Foto: Hugo BarretoAdeílson nasceu em Carolina (MA), mas foi em Redenção do Pará (PA) que passou parte da infância e adolescência. Aos 9 anos, começou a trabalhar como marceneiro, ofício aprendido com o pastor da igreja da mãe. Aos 32, mudou-se para São Paulo e, na capital paulista, conheceu o submundo das drogas.

A mãe de Adeílson soube da situação e resolveu buscá-lo. Envergonhado, decidiu vir a Brasília no início de 2013. Com R$ 930 no bolso, desembarcou no Distrito Federal. Sem ter para onde ir, fez da rua seu lar. Emocionado, recorda-se ter sofrido mais com palavras do que gestos.

“Sofri bastante preconceito. Um episódio que marcou demais foi quando um policial me abordou e disse que não valeria a pena perder tempo comigo, pois eu já estava condenado à morte. Eu era sujo, ficava quatro dias sem comer e as pessoas trocavam de calçada para não passar perto de mim.”

Fama de Herói

A sensibilidade de Adeílson ao abordar o estudante virou assunto em noticiário nacional. Já em tratamento na Salve a Si, viajou de avião pela primeira vez na vida para participar do programa “Caldeirão do Huck”, da TV Globo, onde ganhou R$ 20 mil no quadro “Agora ou Nunca”. Desapegado, doou o dinheiro para a mãe e para a Salve a Si.

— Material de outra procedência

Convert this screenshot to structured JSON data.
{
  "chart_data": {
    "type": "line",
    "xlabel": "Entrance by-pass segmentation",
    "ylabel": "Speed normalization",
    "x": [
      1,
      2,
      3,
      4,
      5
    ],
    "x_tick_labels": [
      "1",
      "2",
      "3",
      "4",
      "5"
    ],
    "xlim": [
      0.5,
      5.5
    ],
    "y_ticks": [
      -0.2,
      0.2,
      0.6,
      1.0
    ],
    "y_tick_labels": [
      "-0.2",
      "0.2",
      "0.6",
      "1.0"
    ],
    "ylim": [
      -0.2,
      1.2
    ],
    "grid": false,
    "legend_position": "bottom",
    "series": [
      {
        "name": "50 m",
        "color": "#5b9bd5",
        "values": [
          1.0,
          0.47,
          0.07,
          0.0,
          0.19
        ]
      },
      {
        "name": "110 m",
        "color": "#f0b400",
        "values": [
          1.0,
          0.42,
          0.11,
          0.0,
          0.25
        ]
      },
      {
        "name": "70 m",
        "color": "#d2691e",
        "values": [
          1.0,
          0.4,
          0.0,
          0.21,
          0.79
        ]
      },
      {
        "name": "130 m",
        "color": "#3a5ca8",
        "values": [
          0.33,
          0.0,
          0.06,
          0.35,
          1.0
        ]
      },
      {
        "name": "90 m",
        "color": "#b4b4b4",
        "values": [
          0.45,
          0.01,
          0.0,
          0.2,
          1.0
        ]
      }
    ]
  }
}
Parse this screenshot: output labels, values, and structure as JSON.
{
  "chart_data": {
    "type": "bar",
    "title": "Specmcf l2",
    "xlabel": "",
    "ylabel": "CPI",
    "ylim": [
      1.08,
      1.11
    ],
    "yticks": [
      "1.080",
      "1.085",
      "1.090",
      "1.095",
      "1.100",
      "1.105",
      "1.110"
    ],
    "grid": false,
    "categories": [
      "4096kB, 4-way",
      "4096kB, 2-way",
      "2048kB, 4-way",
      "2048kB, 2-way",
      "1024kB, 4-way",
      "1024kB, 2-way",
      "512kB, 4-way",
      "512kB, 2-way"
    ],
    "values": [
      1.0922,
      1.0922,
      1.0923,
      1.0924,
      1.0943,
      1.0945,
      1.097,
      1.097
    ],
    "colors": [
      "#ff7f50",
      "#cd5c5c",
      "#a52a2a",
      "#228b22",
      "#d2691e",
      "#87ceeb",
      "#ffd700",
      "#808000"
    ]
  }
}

Foto: Hugo BarretoJá regenerado, cultua o hábito de voltar com frequência à casa que o reabilitou para ensinar marcenaria aos homens que tentam se afastar do crack, da maconha, da cocaína ou do álcool. Entre uma instrução e outra, torna público seu poderoso testemunho.

Apesar da vitoriosa volta por cima, Adeílson sabe que poucos vão conseguir trilhar um caminho semelhante ao seu. Fala com a experiência de quem já viu dezenas de colegas padecerem perante o vício, impressão corroborada por preocupantes indicadores da Organização Mundial de Saúde (OMS): a cada 10 dependentes de crack, apenas dois conseguem ficar em sobriedade por mais de cinco anos.

Ao olhar a foto com aparência esquálida de quatro anos atrás, Adeílson não se envergonha. Pelo contrário, faz questão de mostrá-la. É uma forma que tem de resgatar o renovador, inspirador e sempre atualizado discurso: “Sempre é possível vencer, basta acreditar”, reflete.